Proposed 30% Wyoming Electricity Rate Hike Could Lead To Higher Medical Bills

Memorial Hospital of Sweetwater County in Rock Springs didn’t wait for the Public Service Commission to approve Rocky Mountain Power’s 30% rate increase. It’s already factored into next year’s budget.

September 15, 20235 min read

Memorial Hospital of Sweetwater County 6 22 23

Rocky Mountain Power, Wyoming’s largest utility, has set off quite a backlash with its request to increase rates by 30% or more.

Residents are concerned about their utility bills going up and major industries, such as Wyoming’s trona mines, are worried the rate hike will make them uncompetitive with China. 

Health care is another industry that uses a lot of energy, and hospitals within the utility’s service area will feel the pinch should the Wyoming Public Service Commission (PSC) approve the hike. 

James Horan, director of facility support services for the Memorial Hospital of Sweetwater County in Rock Springs,said the hospital runs 24/7, and its climate control systems run through hot summers and cold winters. These aren’t optional services. 

“We use a lot of electricity. So, are we concerned? Yeah,” Horan said. 

Budget Increase

When Cowboy State Daily asked how the rate hike might impact Banner Health in Casper, the provider only stated that it would do everything it can to offset any price increases for power or anything else to keep costs in line for patients and their insurance providers. 

Tammy Love, CFO for Memorial Hospital of Sweetwater County, told Cowboy State Daily the provider was informed of the rate increase months ago and to be prepared, it built in the rate increase to next year’s budget beginning in January. 

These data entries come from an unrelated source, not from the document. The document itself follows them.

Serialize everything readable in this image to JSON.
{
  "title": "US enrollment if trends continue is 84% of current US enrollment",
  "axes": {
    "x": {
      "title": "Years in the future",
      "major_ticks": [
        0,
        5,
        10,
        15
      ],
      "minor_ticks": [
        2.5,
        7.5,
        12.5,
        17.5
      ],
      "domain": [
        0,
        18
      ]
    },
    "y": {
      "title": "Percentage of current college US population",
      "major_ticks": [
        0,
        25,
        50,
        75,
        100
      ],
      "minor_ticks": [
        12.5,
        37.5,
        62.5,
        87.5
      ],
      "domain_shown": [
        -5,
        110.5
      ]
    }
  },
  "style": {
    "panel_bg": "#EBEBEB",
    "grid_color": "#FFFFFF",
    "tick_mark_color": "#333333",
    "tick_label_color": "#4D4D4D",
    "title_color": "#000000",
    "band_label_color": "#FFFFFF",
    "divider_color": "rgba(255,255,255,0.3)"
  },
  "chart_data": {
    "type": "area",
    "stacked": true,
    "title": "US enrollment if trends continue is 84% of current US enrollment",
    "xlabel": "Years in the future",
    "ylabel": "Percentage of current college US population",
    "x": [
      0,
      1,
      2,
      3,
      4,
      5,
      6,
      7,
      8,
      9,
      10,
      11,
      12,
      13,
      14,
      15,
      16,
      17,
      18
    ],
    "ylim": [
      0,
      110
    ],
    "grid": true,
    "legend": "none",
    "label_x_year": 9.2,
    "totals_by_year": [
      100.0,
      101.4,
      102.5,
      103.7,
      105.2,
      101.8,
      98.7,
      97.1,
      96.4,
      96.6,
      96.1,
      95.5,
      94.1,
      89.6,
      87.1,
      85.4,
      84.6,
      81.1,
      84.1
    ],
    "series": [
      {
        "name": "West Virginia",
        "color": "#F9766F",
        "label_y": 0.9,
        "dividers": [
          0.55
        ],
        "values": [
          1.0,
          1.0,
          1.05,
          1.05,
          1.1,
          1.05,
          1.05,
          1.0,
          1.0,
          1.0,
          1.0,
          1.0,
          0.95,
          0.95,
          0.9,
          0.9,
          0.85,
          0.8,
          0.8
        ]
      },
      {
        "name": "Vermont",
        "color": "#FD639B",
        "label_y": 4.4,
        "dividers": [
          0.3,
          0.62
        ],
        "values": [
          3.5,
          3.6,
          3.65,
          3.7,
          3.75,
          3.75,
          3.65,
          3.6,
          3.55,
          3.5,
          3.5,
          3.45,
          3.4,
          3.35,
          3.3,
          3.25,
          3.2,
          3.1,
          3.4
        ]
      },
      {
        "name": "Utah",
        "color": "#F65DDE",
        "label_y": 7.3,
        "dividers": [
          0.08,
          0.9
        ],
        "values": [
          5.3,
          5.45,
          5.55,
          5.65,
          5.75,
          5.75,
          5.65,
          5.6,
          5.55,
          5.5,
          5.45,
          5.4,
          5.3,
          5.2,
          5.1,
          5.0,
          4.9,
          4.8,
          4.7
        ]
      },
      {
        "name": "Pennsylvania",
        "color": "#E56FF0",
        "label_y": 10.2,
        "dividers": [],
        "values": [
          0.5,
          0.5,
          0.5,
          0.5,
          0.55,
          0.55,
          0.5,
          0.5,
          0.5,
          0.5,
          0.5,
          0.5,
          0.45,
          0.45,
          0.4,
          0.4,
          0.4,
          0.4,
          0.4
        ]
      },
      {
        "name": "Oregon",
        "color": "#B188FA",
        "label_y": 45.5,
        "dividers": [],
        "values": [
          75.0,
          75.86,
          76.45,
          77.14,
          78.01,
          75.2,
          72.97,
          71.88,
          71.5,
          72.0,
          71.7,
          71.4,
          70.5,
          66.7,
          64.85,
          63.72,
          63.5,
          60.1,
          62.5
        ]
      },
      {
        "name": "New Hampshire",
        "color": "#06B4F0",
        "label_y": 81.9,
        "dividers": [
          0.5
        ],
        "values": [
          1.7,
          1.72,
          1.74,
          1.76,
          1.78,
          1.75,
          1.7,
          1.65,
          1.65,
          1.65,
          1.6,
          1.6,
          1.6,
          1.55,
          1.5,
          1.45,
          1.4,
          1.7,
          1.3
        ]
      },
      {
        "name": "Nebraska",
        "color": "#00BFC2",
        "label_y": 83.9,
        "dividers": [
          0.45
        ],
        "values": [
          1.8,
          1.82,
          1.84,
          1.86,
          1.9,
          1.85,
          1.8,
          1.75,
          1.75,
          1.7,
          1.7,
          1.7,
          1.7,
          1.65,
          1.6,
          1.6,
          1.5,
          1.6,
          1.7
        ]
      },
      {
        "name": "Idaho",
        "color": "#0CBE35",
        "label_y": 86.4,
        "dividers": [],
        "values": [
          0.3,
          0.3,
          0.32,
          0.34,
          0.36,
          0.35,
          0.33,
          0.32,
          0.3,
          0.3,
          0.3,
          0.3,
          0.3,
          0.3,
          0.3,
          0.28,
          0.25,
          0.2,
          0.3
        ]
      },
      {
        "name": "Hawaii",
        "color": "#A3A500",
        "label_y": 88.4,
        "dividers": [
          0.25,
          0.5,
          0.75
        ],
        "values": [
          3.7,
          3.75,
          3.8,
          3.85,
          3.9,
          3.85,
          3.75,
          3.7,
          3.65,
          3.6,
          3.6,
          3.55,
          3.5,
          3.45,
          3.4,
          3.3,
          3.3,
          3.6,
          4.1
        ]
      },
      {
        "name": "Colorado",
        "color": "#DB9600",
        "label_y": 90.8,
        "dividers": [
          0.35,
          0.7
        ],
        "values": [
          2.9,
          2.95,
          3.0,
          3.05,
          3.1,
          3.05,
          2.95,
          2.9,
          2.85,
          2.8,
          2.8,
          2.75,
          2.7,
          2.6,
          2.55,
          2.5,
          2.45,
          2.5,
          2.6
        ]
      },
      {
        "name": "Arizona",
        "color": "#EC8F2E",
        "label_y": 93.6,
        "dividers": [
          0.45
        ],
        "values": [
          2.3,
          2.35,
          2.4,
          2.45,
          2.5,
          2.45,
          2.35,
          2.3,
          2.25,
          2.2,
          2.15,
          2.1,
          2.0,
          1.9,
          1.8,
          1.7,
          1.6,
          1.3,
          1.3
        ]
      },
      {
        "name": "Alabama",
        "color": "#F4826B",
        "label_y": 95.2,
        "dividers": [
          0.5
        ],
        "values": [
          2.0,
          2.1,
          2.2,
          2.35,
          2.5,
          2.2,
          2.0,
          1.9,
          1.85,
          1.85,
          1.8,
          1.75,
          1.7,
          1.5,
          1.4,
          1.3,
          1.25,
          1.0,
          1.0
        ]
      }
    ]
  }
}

The 99-bed regional acute-care facility, which serves Rock Springs and the surrounding community, spends around $45,000 per month on their electricity bill. With the anticipated 30% increase, it will go up to $58,500. 

Love said the hospital includes an electricity rate increase every year, and they’ve seen increases in the cost of labor, contracts and supplies every year. 

“It’s what’s going on everywhere,” Love said. 

Bottom Line

Those increases won’t fall on the patients’ bills right away. Health care is a highly regulated industry, so there’s only so much per year that they can increase what they charge for their services. 

“It does affect our bottom line,” Love said. 

Rep. Clark Stith, R-Rock Springs, told Cowboy State Daily the increase is going to impact a lot of businesses and Wyoming industries, such as the trona mines, should the PSC approve it. 

“I think any business would struggle to absorb that,” Stith said. 

Stith said that the trona industry supports 2,500 jobs in Sweetwater County, and if the increase goes through, it would threaten many of them. 

“It also hurts people, regular people who live on fixed incomes,” Stith said. 

Stith said that the health care industry has always charged “generously” for its services with the upper limit being what insurance companies will reimburse hospitals for. He said he expects that cost increases will eventually find their way to the patients.

“Health care economics is this Byzantine, over complicated area. It’s extremely difficult to sort out,” Stith said. 

Legislative Action 

The Wyoming Legislature is preparing for action while it waits to see how the PSC handles the case. 

Sen. Ogden Driskill, R-Devils Tower, told Cowboy State Daily that the Rocky Mountain Case is the purview of the PSC. The legislature does write the laws that the PSC operates under, but any actions the legislature takes in response to the outcome of the rate hike request won’t be retroactive. 

The PSC “will do their job, and they’re good at what they do,” Driskill said. 

Stith said that he hopes the PSC reviews the facts and evidence, and finds that the requested rate increase isn’t warranted. 

“Certainly, as a legislator, it’s not my place to interfere with what the Public Service Commission is doing,” Stith said. 

However, should the PSC approve a significant rate increase, then the legislature, Stith said, would look at options. 

Bad Bets 

Among the options Stith said would be considered is the shared allocation that Wyoming bears along with all states that operate within the Rocky Mountain Power service area. This means that some costs the utility incurs are distributed among all those states based on the amount of power customers consume. 

Wyoming’s allocation is 15%. 

Stith said that some of these costs that Wyoming takes on are for infrastructure upgrades, such as transmission lines, that come about because of green energy mandates in other states. 

“Which does not benefit Wyoming at all,” Stith said. 

Driskill said that as much as the utility has blamed volatile markets in coal and natural gas for the rate increase, the cost of coal-fired generation has been level for decades. 

“But Rocky Mountain Power has, in a not-so-veiled move, they’re shutting down their coal-fired plants and firing them back up with natural gas,” Driskill said. 

Natural gas markets tend to be on shorter contracts, unlike coal, so the utility is effectively making decisions that increase costs, which it then wants Wyoming consumers to pay for. 

Likewise, it’s increasing the amount of volatile wind energy it relies on, and when the wind fails to provide enough power, they have to go find gas on the spot market. 

“They’ve gambled very large on renewables. Rocky [Mountain Power] made a gamble, and it was not a very prudent business decision,” Driskill said.